Diego Potron
Winter Session
[Ammonia Records 2018]

42records.it

File Under: winter blues

di Pie Cantoni (03/01/2019)

Cappellino da trucker e giacca da taglialegna, così si presenta Diego “deadman” Potron sulla copertina dell’ultimo disco, con sfondo bianco ad evocare il candore ma anche la desertica desolazione di un paesaggio innevato. Nome che ormai si sta facendo strada nel panorama musicale italiano, Potron è un artista che, partendo dal blues, ha allargato gli orizzonti ed espanso i confini, scavando in un terreno più scuro e introverso, facendosi accompagnare quasi sempre da una chitarra acustica e da pochi altri strumenti. Dopo il primo disco solista, che risale a due anni fa, ritorna con un album di inediti, Winter Session. Il titolo ci porta a scenari desolati, spogli, a tinte buie e atmosfere raccolte, e sostanzialmente è proprio questo il mood del disco.

Registrato nell’inverno a cavallo tra il 2017 e il 2018, Winter Session si compone di nove brani che risentono molto dell’influenza di artisti come Nick Cave, Tom Waits e, senza tralasciare altri più contemporanei, Duke Garwood e Mark Lanegan. Il primo singolo estratto, con tanto di video, è Blind Sisters’ Home, e rappresenta il manifesto stilistico del disco. Chitarre acustiche arpeggiate, incedere inevitabilmente minore, per un testo quasi recitato che ci cala immediatamente nelle atmosfere più profonde del disco. In Blue la chitarra si fa più intricata mentre in Saint Mary, strumentale, si insinua la prima distorsione, alzando così il carico emotivo del brano mentre diversi strati di chitarre si sovrappongono per creare il tappeto sonoro della traccia. Poor Boy (che riprende nel testo il traditional blues omonimo) alza il tiro con un ritmo più incalzante e con il supporto di batteria e basso. Nel solco del Nick Drake più intimista, CarnHate, mentre The Hole in the Heart of the Sun ha venature psichedeliche che la fanno assomigliare al folk deviato di Ryley Walker incrociato ai primi Pink Floyd. Ancora folk cupo in Detour, mentre si vira ad un rock moderno e cupo in Death Comes to Your House (che ha molte similitudini più o meno espresse con Death don’t have no mercy), per arrivare alla fine con la ballata Song for Willy Bungler.

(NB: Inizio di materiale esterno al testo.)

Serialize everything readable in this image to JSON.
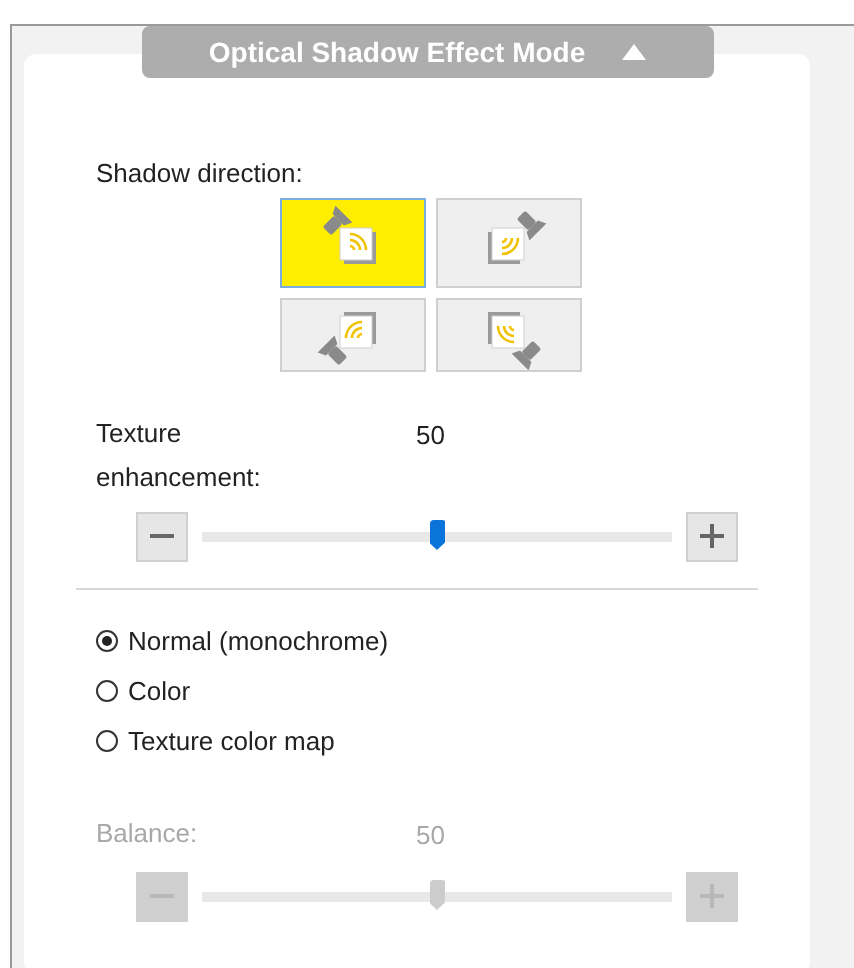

Il tutto è prodotto dal team Femore Prod. per l’etichetta Ammonia Records. E se la musica di altri artisti viene definita desertica, qui, al limite delle Alpi, il deserto cambia forma ma non sostanza. Il deserto bianco è il luogo dove Diego Potron si nasconde e rintana per uscirne poi con un lavoro discografico che potrebbe essere stato concepito ai confini con il Messico, a qualche migliaia di chilometri di distanza. A riprova del fatto che non esistono barriere né confini, se non quelli che vogliamo imporci. Soprattutto nella musica.